Efficient consideration of coordinated water molecules improves computational protein-protein and protein-ligand docking discrimination
Fig 1
Implicit and explicit treatment of water In Rosetta.
Implicit water score function potentials, panels A-D. Potential plots were generated by orienting the N-H and C = O groups of two ALA residues along the same axis with a H—O distance of 1.3 Å (origin). The donor residue is then shifted +/- 7 Å to generate a planar cut of the solvation potentials between the N and O atoms.
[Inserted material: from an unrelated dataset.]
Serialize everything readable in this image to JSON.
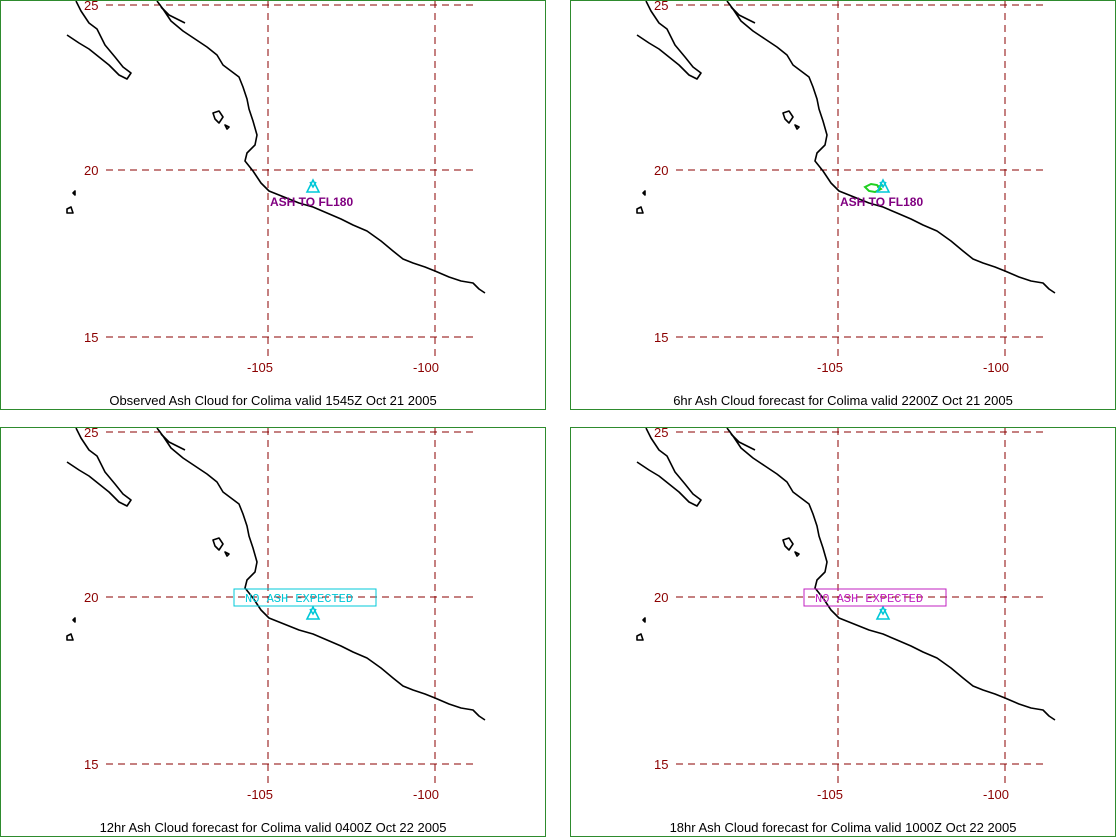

All plots have units of kcal/mol[13, 14]. (A) fa_sol term: isotropic desolvation penalty implemented in Rosetta using the Lazaridis-Karplus model. (B) lk_ball term: anisotropic correction for polar atom types, first introduced into the REF2015 score function. (C) lk_bridge term: anisotropic solvation reward introduced into the Rosetta-ICO score function. (D) Composite of panels A-C, using the finalized Rosetta-ICO score term weights. Explicit water placement with Rosetta-ECO, Panels E-H. (E) Initial possible solvation sites (blue) are based on statistics of water positions around backbone polar atoms in addition to sites around side chain polar atoms considering all possible non-clashing rotamers. Pictured is the interface of PDB ID 1P57, between the N-terminal (pink) and catalytic (teal) domains of hepsin, with crystallographic waters in transparent grey. (F) After an initial stage of Monte Carlo packing of both the possible water sites and surrounding protein side chains, a cutoff is applied based on the water occupancy of each site over the simulation (blue = 0% occupancy, green = 25%, red = 50%). (G) Remaining water sites are clustered, and a second cumulative dwell time cutoff is applied. (H) The final predicted water sites are converted into three-atom water molecules and the orientation is reoptimized together with nearby sidechain conformations using the Rosetta all-atom energy function.